Protesters disrupted regular business at the Abraham A. Ribicoff Federal Building and Courthouse in Hartford Friday. It’s a facility that houses a United States Immigrations and Customs Enforcement office.
They formed a line in front of the building in a protest held in honor of Nelson Pinos, who came to the U.S. from Ecuador in 1992.
Some of them were actually wearing chains as they sat with their backs to the glass doors of the building.
“We’re showing that Nelson has all our support and we will do whatever we need to do to convince the authorities to give him the freedom to go back to his house,” said John Lugo, who’s right hand was chained to a barrel.
That barrel was weighed down -- filled with bricks and cement.
The protest was held on the one-year anniversary of Pinos going into sanctuary in a New Haven church.
He left his home and family last year after ICE attempted to enforce an existing removal order.

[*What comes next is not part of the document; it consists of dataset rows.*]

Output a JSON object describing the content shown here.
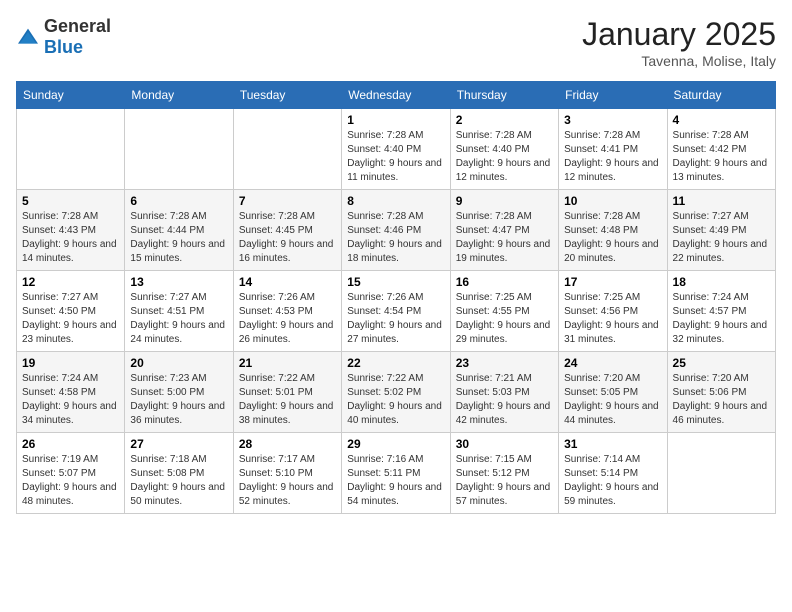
{
  "header": {
    "logo_general": "General",
    "logo_blue": "Blue",
    "month_title": "January 2025",
    "location": "Tavenna, Molise, Italy"
  },
  "weekdays": [
    "Sunday",
    "Monday",
    "Tuesday",
    "Wednesday",
    "Thursday",
    "Friday",
    "Saturday"
  ],
  "weeks": [
    [
      {
        "day": "",
        "sunrise": "",
        "sunset": "",
        "daylight": ""
      },
      {
        "day": "",
        "sunrise": "",
        "sunset": "",
        "daylight": ""
      },
      {
        "day": "",
        "sunrise": "",
        "sunset": "",
        "daylight": ""
      },
      {
        "day": "1",
        "sunrise": "7:28 AM",
        "sunset": "4:40 PM",
        "daylight": "9 hours and 11 minutes."
      },
      {
        "day": "2",
        "sunrise": "7:28 AM",
        "sunset": "4:40 PM",
        "daylight": "9 hours and 12 minutes."
      },
      {
        "day": "3",
        "sunrise": "7:28 AM",
        "sunset": "4:41 PM",
        "daylight": "9 hours and 12 minutes."
      },
      {
        "day": "4",
        "sunrise": "7:28 AM",
        "sunset": "4:42 PM",
        "daylight": "9 hours and 13 minutes."
      }
    ],
    [
      {
        "day": "5",
        "sunrise": "7:28 AM",
        "sunset": "4:43 PM",
        "daylight": "9 hours and 14 minutes."
      },
      {
        "day": "6",
        "sunrise": "7:28 AM",
        "sunset": "4:44 PM",
        "daylight": "9 hours and 15 minutes."
      },
      {
        "day": "7",
        "sunrise": "7:28 AM",
        "sunset": "4:45 PM",
        "daylight": "9 hours and 16 minutes."
      },
      {
        "day": "8",
        "sunrise": "7:28 AM",
        "sunset": "4:46 PM",
        "daylight": "9 hours and 18 minutes."
      },
      {
        "day": "9",
        "sunrise": "7:28 AM",
        "sunset": "4:47 PM",
        "daylight": "9 hours and 19 minutes."
      },
      {
        "day": "10",
        "sunrise": "7:28 AM",
        "sunset": "4:48 PM",
        "daylight": "9 hours and 20 minutes."
      },
      {
        "day": "11",
        "sunrise": "7:27 AM",
        "sunset": "4:49 PM",
        "daylight": "9 hours and 22 minutes."
      }
    ],
    [
      {
        "day": "12",
        "sunrise": "7:27 AM",
        "sunset": "4:50 PM",
        "daylight": "9 hours and 23 minutes."
      },
      {
        "day": "13",
        "sunrise": "7:27 AM",
        "sunset": "4:51 PM",
        "daylight": "9 hours and 24 minutes."
      },
      {
        "day": "14",
        "sunrise": "7:26 AM",
        "sunset": "4:53 PM",
        "daylight": "9 hours and 26 minutes."
      },
      {
        "day": "15",
        "sunrise": "7:26 AM",
        "sunset": "4:54 PM",
        "daylight": "9 hours and 27 minutes."
      },
      {
        "day": "16",
        "sunrise": "7:25 AM",
        "sunset": "4:55 PM",
        "daylight": "9 hours and 29 minutes."
      },
      {
        "day": "17",
        "sunrise": "7:25 AM",
        "sunset": "4:56 PM",
        "daylight": "9 hours and 31 minutes."
      },
      {
        "day": "18",
        "sunrise": "7:24 AM",
        "sunset": "4:57 PM",
        "daylight": "9 hours and 32 minutes."
      }
    ],
    [
      {
        "day": "19",
        "sunrise": "7:24 AM",
        "sunset": "4:58 PM",
        "daylight": "9 hours and 34 minutes."
      },
      {
        "day": "20",
        "sunrise": "7:23 AM",
        "sunset": "5:00 PM",
        "daylight": "9 hours and 36 minutes."
      },
      {
        "day": "21",
        "sunrise": "7:22 AM",
        "sunset": "5:01 PM",
        "daylight": "9 hours and 38 minutes."
      },
      {
        "day": "22",
        "sunrise": "7:22 AM",
        "sunset": "5:02 PM",
        "daylight": "9 hours and 40 minutes."
      },
      {
        "day": "23",
        "sunrise": "7:21 AM",
        "sunset": "5:03 PM",
        "daylight": "9 hours and 42 minutes."
      },
      {
        "day": "24",
        "sunrise": "7:20 AM",
        "sunset": "5:05 PM",
        "daylight": "9 hours and 44 minutes."
      },
      {
        "day": "25",
        "sunrise": "7:20 AM",
        "sunset": "5:06 PM",
        "daylight": "9 hours and 46 minutes."
      }
    ],
    [
      {
        "day": "26",
        "sunrise": "7:19 AM",
        "sunset": "5:07 PM",
        "daylight": "9 hours and 48 minutes."
      },
      {
        "day": "27",
        "sunrise": "7:18 AM",
        "sunset": "5:08 PM",
        "daylight": "9 hours and 50 minutes."
      },
      {
        "day": "28",
        "sunrise": "7:17 AM",
        "sunset": "5:10 PM",
        "daylight": "9 hours and 52 minutes."
      },
      {
        "day": "29",
        "sunrise": "7:16 AM",
        "sunset": "5:11 PM",
        "daylight": "9 hours and 54 minutes."
      },
      {
        "day": "30",
        "sunrise": "7:15 AM",
        "sunset": "5:12 PM",
        "daylight": "9 hours and 57 minutes."
      },
      {
        "day": "31",
        "sunrise": "7:14 AM",
        "sunset": "5:14 PM",
        "daylight": "9 hours and 59 minutes."
      },
      {
        "day": "",
        "sunrise": "",
        "sunset": "",
        "daylight": ""
      }
    ]
  ]
}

The goal of the protest was to shut down operations at the building, similar to a July event where 35 people were arrested at the same location.
Alok Bhaat -- unchained -- sat next to Lugo. He’s a member of the Connecticut Immigrant Rights Alliance. He said that ICE’s actions warranted a more hard-lined response.
“These soft appeals to ICE’s humanity aren’t going to work because they have none,” Bhaat said. “We decided that people are going to come out here and show them our power and our will and demand what we want.”
Attorneys for Pinos recently asked ICE to grant him a stay of deportation. They cited the mental toll the separation was having on his family in their reasoning. The request was denied.
Pinos remains in sanctuary and his attorneys have been told that there’s no way to appeal.